In 1961, Eustis and fellow professors E. Charles Kruger and Morton Mitchner founded the High Temperature Gasdynamics Laboratory at Stanford, which still exists today. Eustis served as director of the lab for the next nineteen years.

Among other things, Eustis’ research focused on technologies for removing pollutants from power plant emissions and for using existing fuels more efficiently. He was also a pioneer in the field of magneto hydrodynamics — in which partially ionized gas from burning coal could pass through a magnetic coil to produce electricity. The work was part of an effort to get more energy out of existing fuels.

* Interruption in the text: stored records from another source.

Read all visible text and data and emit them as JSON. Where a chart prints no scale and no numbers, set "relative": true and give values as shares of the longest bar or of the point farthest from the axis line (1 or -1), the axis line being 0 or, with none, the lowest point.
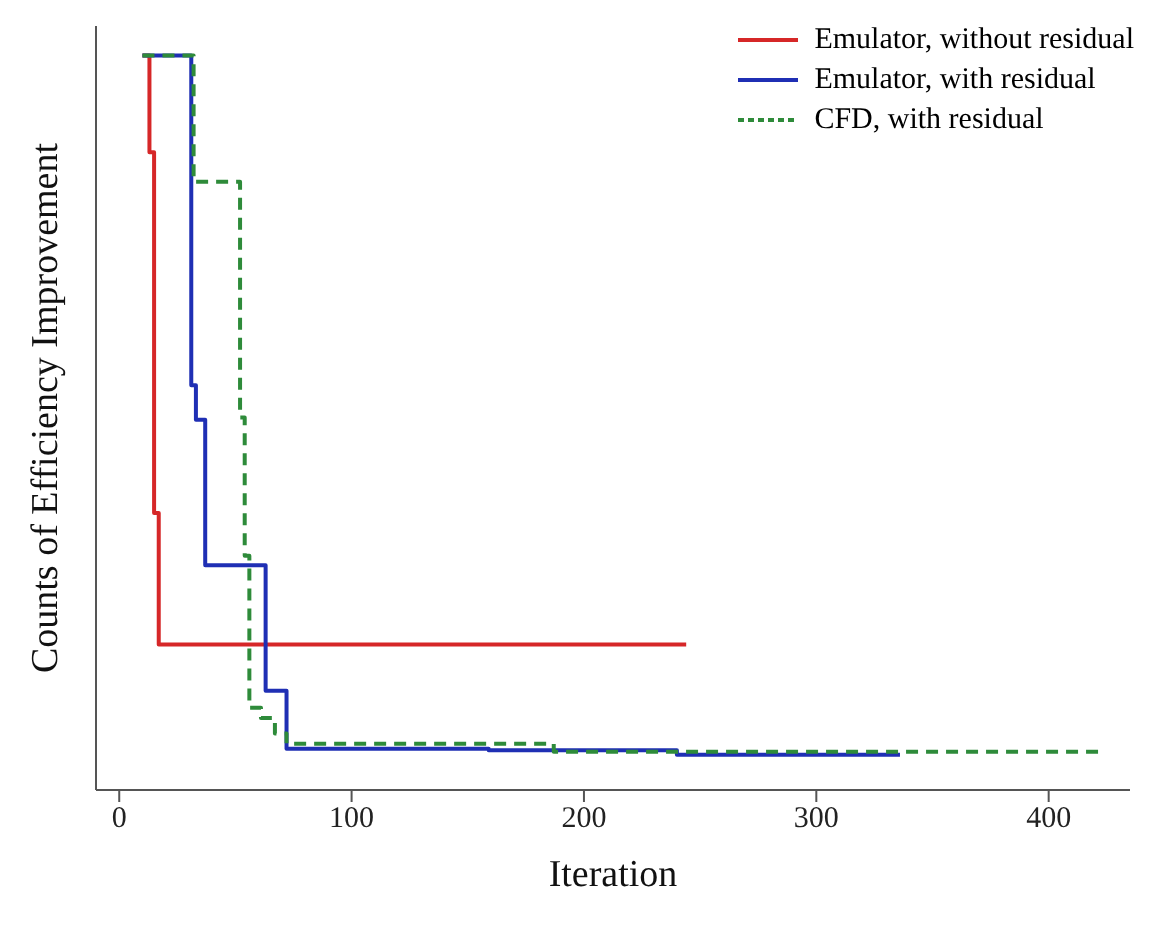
{
  "chart_data": {
    "type": "step",
    "xlabel": "Iteration",
    "ylabel": "Counts of Efficiency Improvement",
    "relative": true,
    "xlim": [
      -10,
      435
    ],
    "xticks": [
      0,
      100,
      200,
      300,
      400
    ],
    "tick_labels": "x",
    "legend": "top right",
    "series": [
      {
        "name": "Emulator, without residual",
        "color": "#d62728",
        "x": [
          10,
          13,
          15,
          17,
          244
        ],
        "values": [
          1,
          0.868,
          0.377,
          0.198,
          0.198
        ]
      },
      {
        "name": "Emulator, with residual",
        "color": "#1f2fb4",
        "x": [
          10,
          31,
          33,
          37,
          63,
          72,
          159,
          240,
          336
        ],
        "values": [
          1,
          0.551,
          0.504,
          0.306,
          0.135,
          0.056,
          0.054,
          0.048,
          0.048
        ]
      },
      {
        "name": "CFD, with residual",
        "color": "#2e8b3a",
        "line_style": "dashed",
        "x": [
          10,
          32,
          52,
          54,
          56,
          61,
          67,
          72,
          187,
          422
        ],
        "values": [
          1,
          0.828,
          0.507,
          0.319,
          0.112,
          0.098,
          0.077,
          0.063,
          0.052,
          0.052
        ]
      }
    ]
  }
}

In addition to his research, Eustis was known for a deep commitment to teaching. His laboratory shepherded more than 300 students to their doctorates. He was a member of the Academic Senate and senior associate dean of the School of Engineering for seven years. As an academic administrator, Eustis led an effort to instill broader science content in mechanical engineering courses, which he believed would produce graduates better able to adapt as engineering evolved.

Diverse interests

While Eustis staked his research reputation on thermodynamics, he was an engineer of diverse interests and talents. After retirement he restored a vintage Bentley with a friend. He also patented what he called a “box barrel” or a “smart barrel,” a method to speed up the aging process of wine without negatively affecting quality.

Eustis also devoted himself to his interest in woodwork, inventing a new sort of steel-reinforced furniture joint that he guaranteed for life. That tangent took him into the realm of high-end furniture design. After 10 years in business, Eustis gave the company he had founded, Eustis Designs, to Stanford to endow the Robert and Katherine Eustis Graduate Fellowship Fund. The university, in turn, licensed the design to a furniture maker in Massachusetts known, coincidentally, as Eustis Chair, run by a distant cousin who became a friend. In 2018, Eustis Chair reported that it had sold 30,000 chairs based on Bob Eustis’ design.

Eustis’ research earned him election as a fellow of the American Association for the Advancement of Science, as well as the Emerson Electric Technology Award and a medal of achievement from the Academy of Sciences of the Soviet Union for work in magneto hydrodynamics. His dedication to teaching earned him a Tau Beta Pi award for distinguished undergraduate teaching and he received the Centennial Certificate of the American Society for Engineering Education.

Eustis’ wife, Kay, died in 2003. Eustis is survived by partner Phyllis Willits of Palo Alto; sister Carol Williams of Ottumwa, Iowa; son Jeffrey (’70) of Palo Alto; daughter Karen Eustis (’80) and son-in-law William Mason, both of Los Altos; grandson Adron Mason of Minneapolis; grandson David Mason of Washington, D.C.; and two great-grandchildren, Penelope and Mabel Mason, of Washington, D.C.

Memorial gifts in the name of Robert H. Eustis may be made to the victims of a natural disaster relief fund or a charity of choice.

A Celebration of Life is scheduled for July 21, 2018, at 2 p.m. at the First Congregational Church of Palo Alto, 1985 Louis Road, Palo Alto, 94303.